Proving tail bound of a random projection Let $R \in \mathbb{R}^{n,d}$ be a random Gaussian matrix comprised of independent $\operatorname{N}(0,\frac{1}{n})$ entries, let $\textbf{w}$ and $\textbf{x}$ be vectors in $\mathbb{R}^d$, and let $\epsilon \in (0,1)$. In Shi et al. 2012, it is claimed in Lemma 10 that $$\operatorname{Pr}(1-\epsilon \leq \frac{\|R\textbf{x}\|^2}{\|\textbf{x}\|^2} \leq 1 + \epsilon) \geq 1 - 2\exp(-\frac{n}{2}(\frac{\epsilon^2}{2}-\frac{\epsilon^3}{3}))$$
I don't understand how this lower bound was obtained. It seems to me that when you want to find a lower bound on a probability in a situation like this, you should try to minimize $$\operatorname{Pr}\bigg(\frac{\|R\textbf{x}\|^2}{\|\textbf{x}\|^2} \leq 1 + \epsilon \bigg)$$ and maximize $$\operatorname{Pr}\bigg(\frac{\|R\textbf{x}\|^2}{\|\textbf{x}\|^2} \leq 1 - \epsilon \bigg)$$
If that's what Shi et al. did in this situation, I don't understand how they did it.

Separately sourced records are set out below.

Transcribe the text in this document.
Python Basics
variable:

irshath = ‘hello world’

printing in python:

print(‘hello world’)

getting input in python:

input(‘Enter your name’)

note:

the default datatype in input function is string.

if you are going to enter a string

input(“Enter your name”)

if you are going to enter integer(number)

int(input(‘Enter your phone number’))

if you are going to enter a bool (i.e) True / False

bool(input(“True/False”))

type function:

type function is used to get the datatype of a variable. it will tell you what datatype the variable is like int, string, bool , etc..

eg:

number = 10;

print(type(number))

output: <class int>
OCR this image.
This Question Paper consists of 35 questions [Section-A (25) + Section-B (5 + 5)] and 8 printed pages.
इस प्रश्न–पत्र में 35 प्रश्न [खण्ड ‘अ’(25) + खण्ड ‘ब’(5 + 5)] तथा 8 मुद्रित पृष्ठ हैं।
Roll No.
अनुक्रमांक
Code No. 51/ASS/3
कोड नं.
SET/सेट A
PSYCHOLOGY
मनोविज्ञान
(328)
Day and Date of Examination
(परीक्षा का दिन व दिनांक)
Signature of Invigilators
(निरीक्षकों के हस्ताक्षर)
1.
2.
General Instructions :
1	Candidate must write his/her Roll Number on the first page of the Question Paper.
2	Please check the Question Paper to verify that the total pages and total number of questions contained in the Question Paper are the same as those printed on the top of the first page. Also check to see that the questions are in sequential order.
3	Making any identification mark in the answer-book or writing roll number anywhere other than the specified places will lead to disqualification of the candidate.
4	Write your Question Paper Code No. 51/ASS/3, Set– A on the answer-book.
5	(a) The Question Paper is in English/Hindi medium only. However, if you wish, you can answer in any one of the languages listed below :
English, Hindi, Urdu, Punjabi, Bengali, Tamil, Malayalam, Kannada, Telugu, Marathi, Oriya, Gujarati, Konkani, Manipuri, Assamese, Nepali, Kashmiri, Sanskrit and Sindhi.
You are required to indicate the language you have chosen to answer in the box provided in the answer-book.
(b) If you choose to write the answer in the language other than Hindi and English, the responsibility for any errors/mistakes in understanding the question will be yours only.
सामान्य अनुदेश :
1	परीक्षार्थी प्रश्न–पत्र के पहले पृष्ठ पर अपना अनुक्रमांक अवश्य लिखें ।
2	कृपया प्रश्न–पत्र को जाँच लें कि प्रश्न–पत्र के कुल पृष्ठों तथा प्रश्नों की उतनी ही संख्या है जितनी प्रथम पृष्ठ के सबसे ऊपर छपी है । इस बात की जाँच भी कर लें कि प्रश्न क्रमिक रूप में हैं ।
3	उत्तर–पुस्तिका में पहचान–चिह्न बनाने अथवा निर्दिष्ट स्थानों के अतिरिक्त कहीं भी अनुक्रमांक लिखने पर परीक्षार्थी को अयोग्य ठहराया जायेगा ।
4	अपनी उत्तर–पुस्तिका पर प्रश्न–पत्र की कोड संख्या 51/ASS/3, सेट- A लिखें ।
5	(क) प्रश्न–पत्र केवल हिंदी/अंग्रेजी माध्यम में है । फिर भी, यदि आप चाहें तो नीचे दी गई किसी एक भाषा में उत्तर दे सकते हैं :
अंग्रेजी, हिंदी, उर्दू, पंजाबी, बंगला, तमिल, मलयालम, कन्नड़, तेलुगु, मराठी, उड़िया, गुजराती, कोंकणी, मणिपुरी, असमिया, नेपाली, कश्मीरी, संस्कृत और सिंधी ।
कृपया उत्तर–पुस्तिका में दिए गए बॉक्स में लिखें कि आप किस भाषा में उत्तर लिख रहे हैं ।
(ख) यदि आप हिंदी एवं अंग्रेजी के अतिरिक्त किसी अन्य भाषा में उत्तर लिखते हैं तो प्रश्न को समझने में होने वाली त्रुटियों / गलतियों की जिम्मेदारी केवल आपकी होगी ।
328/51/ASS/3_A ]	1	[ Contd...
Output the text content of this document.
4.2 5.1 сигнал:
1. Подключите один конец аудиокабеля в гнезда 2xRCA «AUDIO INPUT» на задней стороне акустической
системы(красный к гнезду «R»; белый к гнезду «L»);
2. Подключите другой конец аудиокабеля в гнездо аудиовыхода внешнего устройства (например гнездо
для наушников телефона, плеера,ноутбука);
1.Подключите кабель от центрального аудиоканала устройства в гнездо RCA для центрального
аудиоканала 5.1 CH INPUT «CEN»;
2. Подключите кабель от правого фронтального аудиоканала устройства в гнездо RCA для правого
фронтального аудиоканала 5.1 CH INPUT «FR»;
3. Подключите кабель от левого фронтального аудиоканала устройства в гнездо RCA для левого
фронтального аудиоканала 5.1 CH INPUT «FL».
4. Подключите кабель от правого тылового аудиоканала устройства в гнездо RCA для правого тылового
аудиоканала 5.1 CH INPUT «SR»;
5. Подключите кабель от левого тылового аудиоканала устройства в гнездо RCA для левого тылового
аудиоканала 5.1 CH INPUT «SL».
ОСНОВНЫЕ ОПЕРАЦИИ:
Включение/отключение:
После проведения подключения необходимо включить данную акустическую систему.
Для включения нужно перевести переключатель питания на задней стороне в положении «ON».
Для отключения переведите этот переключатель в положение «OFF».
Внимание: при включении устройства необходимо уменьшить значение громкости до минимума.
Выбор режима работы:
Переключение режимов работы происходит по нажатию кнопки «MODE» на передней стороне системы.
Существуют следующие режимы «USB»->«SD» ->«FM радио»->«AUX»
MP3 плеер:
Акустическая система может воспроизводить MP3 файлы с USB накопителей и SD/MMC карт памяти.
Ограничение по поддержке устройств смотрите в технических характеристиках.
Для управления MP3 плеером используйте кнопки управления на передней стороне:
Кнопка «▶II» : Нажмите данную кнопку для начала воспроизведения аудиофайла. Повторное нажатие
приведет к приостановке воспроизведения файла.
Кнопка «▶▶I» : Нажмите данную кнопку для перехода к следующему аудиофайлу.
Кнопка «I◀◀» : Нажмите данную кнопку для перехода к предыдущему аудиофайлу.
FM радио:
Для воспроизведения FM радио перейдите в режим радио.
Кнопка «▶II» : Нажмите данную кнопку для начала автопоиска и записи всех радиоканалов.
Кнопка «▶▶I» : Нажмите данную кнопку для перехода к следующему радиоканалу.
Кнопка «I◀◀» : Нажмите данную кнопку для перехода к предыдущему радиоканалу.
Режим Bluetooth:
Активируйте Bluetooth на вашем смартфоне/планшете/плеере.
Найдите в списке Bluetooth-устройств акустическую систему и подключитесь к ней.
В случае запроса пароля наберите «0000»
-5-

 A: This follows from the proof of the Johnson-Lindestrauss Lemma in Dasgupta & Gupta "An elementary proof of a theorem of johnson and lindenstrauss." I will reference the tech report version available at https://pdfs.semanticscholar.org/038e/c2f6d7098c7d039bb142c04fcd5854107b54.pdf .
In the proof of Theorem 2.1 on p.2 of the linked tech report, make the correspondence k (in theorem 2.1) to n in your quoted Lemma 10; the remaining correspondences can be seen more clearly in section 3.1 of https://cs.stanford.edu/people/mmahoney/cs369m/Lectures/lecture1.pdf.  Then we can see, per the 2nd to last lines in each direction of the proof of Theorem 2.1,
 $$\operatorname{Pr}(\frac{\|R\textbf{x}\|^2}{\|\textbf{x}\|^2} \geq 1 + \epsilon) \leq \exp(-\frac{n}{2}(\frac{\epsilon^2}{2}-\frac{\epsilon^3}{3}))$$
 $$\operatorname{Pr}(1-\epsilon \geq \frac{\|R\textbf{x}\|^2}{\|\textbf{x}\|^2}) \leq \exp(-\frac{n}{4}\epsilon^2))$$
Taking complements, we have by Boole's Inequality,
 $$\operatorname{Pr}(1-\epsilon \leq \frac{\|R\textbf{x}\|^2}{\|\textbf{x}\|^2} \leq 1 + \epsilon) \geq 1 - \exp(-\frac{n}{2}(\frac{\epsilon^2}{2}-\frac{\epsilon^3}{3})) - \exp(-\frac{n}{4}\epsilon^2))$$ which is sharper than the result to be shown.